On March 31, the President signed a memorandum that orders the Pentagon to utilize Defense Production Act Title III funding to establish and expand upon sustainable and responsible production of the battery materials – such as cobalt, graphite, lithium, manganese, and nickel – critical to America's transition to electric vehicles charged with low-carbon energy.
"Giving graphite and the battery materials the DPA Title III designation – as 'essential to national defense' – is a strong signal that the full force of the U.S. federal government will now be behind domestic development of these 'super-criticals,'" said Graphite One President and CEO Anthony Huston. "With the USGS recognizing Graphite One's Alaska deposit just last month as being America's largest known graphite deposit, and adding to that our plan to produce battery-ready anode material, Graphite One is ready to answer the call, and create a complete advanced graphite supply chain solution for the U.S."
The batteries powering midsize sedans such as the standard range version of a Tesla Model 3, which has a 60-kilowatt-hour battery and a range of about 300 miles, require about 145 pounds of graphite. Using this as an average, roughly 1.3 billion lb (592,000 metric tons) of graphite would be needed each year for EVs in the United States by 2030 to achieve the Biden administration and automaker's aspirations that half of all vehicles sold in the U.S. be electric by the end of the decade.
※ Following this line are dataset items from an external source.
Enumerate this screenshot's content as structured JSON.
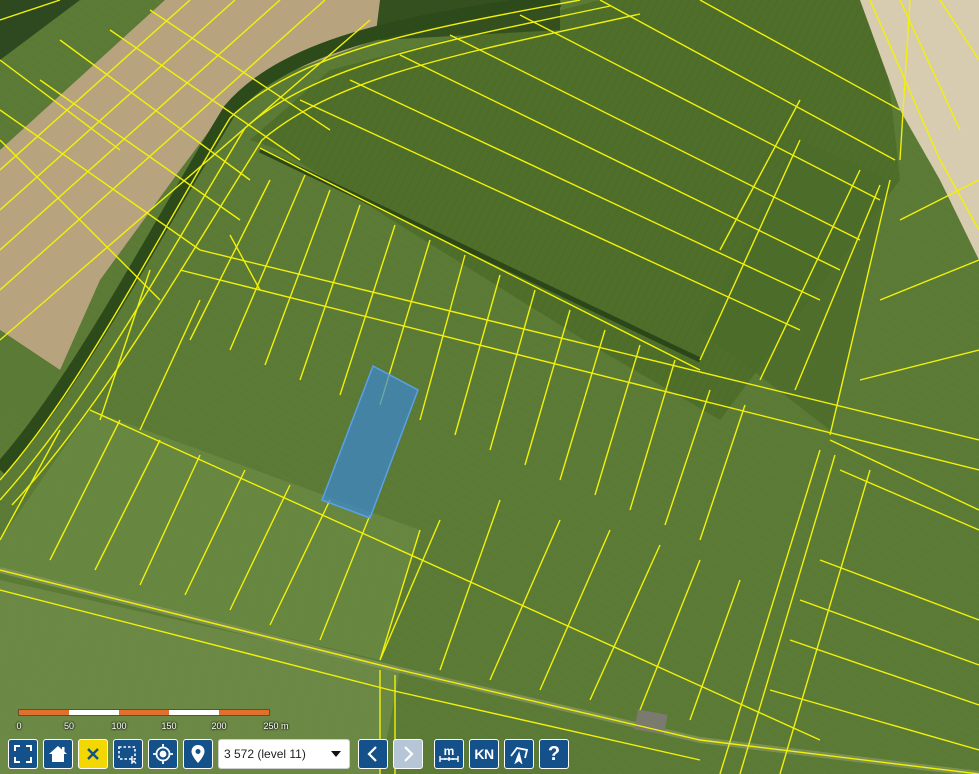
{
  "scale_bar": {
    "labels": [
      "0",
      "50",
      "100",
      "150",
      "200",
      "250 m"
    ],
    "segment_colors": [
      "#e0702e",
      "#ffffff",
      "#e0702e",
      "#ffffff",
      "#e0702e"
    ]
  },
  "toolbar": {
    "scale_select_value": "3 572 (level 11)",
    "kn_label": "KN",
    "help_label": "?"
  },
  "map": {
    "parcel_line_color": "#f1f10a",
    "selected_parcel_color": "#3b87d4"
  }
}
Globally, annual EV sales are expected to hit 30 million by 2030, which would require around 4.35 billion lb (2 million metric tons) of graphite. This is roughly double 1 million metric tons of worldwide graphite production for all industries during 2021. Around 82% of this production was in China, and 0% was in the U.S.
Graphite One intends to help establish a complete graphite supply chain in the U.S. that would include a mine at its enormous Graphite Creek deposit in Alaska, along with processing and recycling facilities in the state of Washington.
This supply chain would begin at Graphite Creek, a world-class deposit in Alaska that hosts 10.95 million metric tons of measured and indicated resources averaging 7.8% (850,534 metric tons) graphitic carbon, plus 91.89 million metric tons of inferred resource averaging 8% (7.34 million metric tons) graphitic carbon.
A 2017 preliminary economic assessment outlined plans for a mine at this deposit that would produce roughly 60,000 metric tons of 95% graphite concentrate each year, which would be shipped to a separate processing facility the company plans to build in a location with clean, affordable energy.
In March, Graphite One confirmed that Washington, a state with plentiful low-cost and low-carbon hydroelectricity, is to be the locale of this second link in its graphite anode material supply chain.
Based on the mining rates envisioned in the PEA, this facility would produce 41,850 metric tons of the coated spherical graphite used as an anode material in lithium-ion batteries, plus 13,500 metric tons of purified graphite powders annually.
A more definitive plan of the mining and processing rates will be included in a prefeasibility study currently underway.
In the meantime, Graphite One is looking to establish a lithium-ion battery recycling facility alongside its proposed graphite processing plant in Washington.
"With this new proposed recycling division joining our Graphite Creek mine and Advanced Graphite Materials Manufacturing Plant as the third link, Graphite One plans to bring the full circular economy to the U.S. graphite supply chain," said Huston.
On April 4, the company reported that it has entered into a preliminary agreement with Lab 4 Inc. to collaboratively design, develop, and build the recycling facility.
With a minerals and materials processing laboratory in Nova Scotia, Canada, Lab 4 provides laboratory and engineering support to mining companies with a focus on the processing and recycling of graphite, manganese, and other battery metals.
"The return of battery materials within the industry, or to new uses and applications, is critical to the materials supply chain as the electrification of everything accelerates," said Lab 4 CEO Ian Flint. "Adding recycling to renewable materials development is the missing piece in a true circular economy. We look forward to a partnership that sets a new standard for the renewable energy sector."
By adding a recycling facility at the nascent stages of both its own project development and the EV revolution in America, Graphite One hopes to make the "super critical" lithium battery materials sector more robust and sustainable.
"When you're in the renewable energy space, you've got to think through the whole lifecycle – where will EV and lithium-ion batteries go when they are no longer useful? It can't be to the landfill. That's not responsible. Battery materials are simply too critical and too scarce to let them go to waste," Huston said. "That all points to recycling battery materials – and for Graphite One, this pointed us to Lab 4 and their ground-breaking work to recycle these materials right back into our planned manufacturing plant."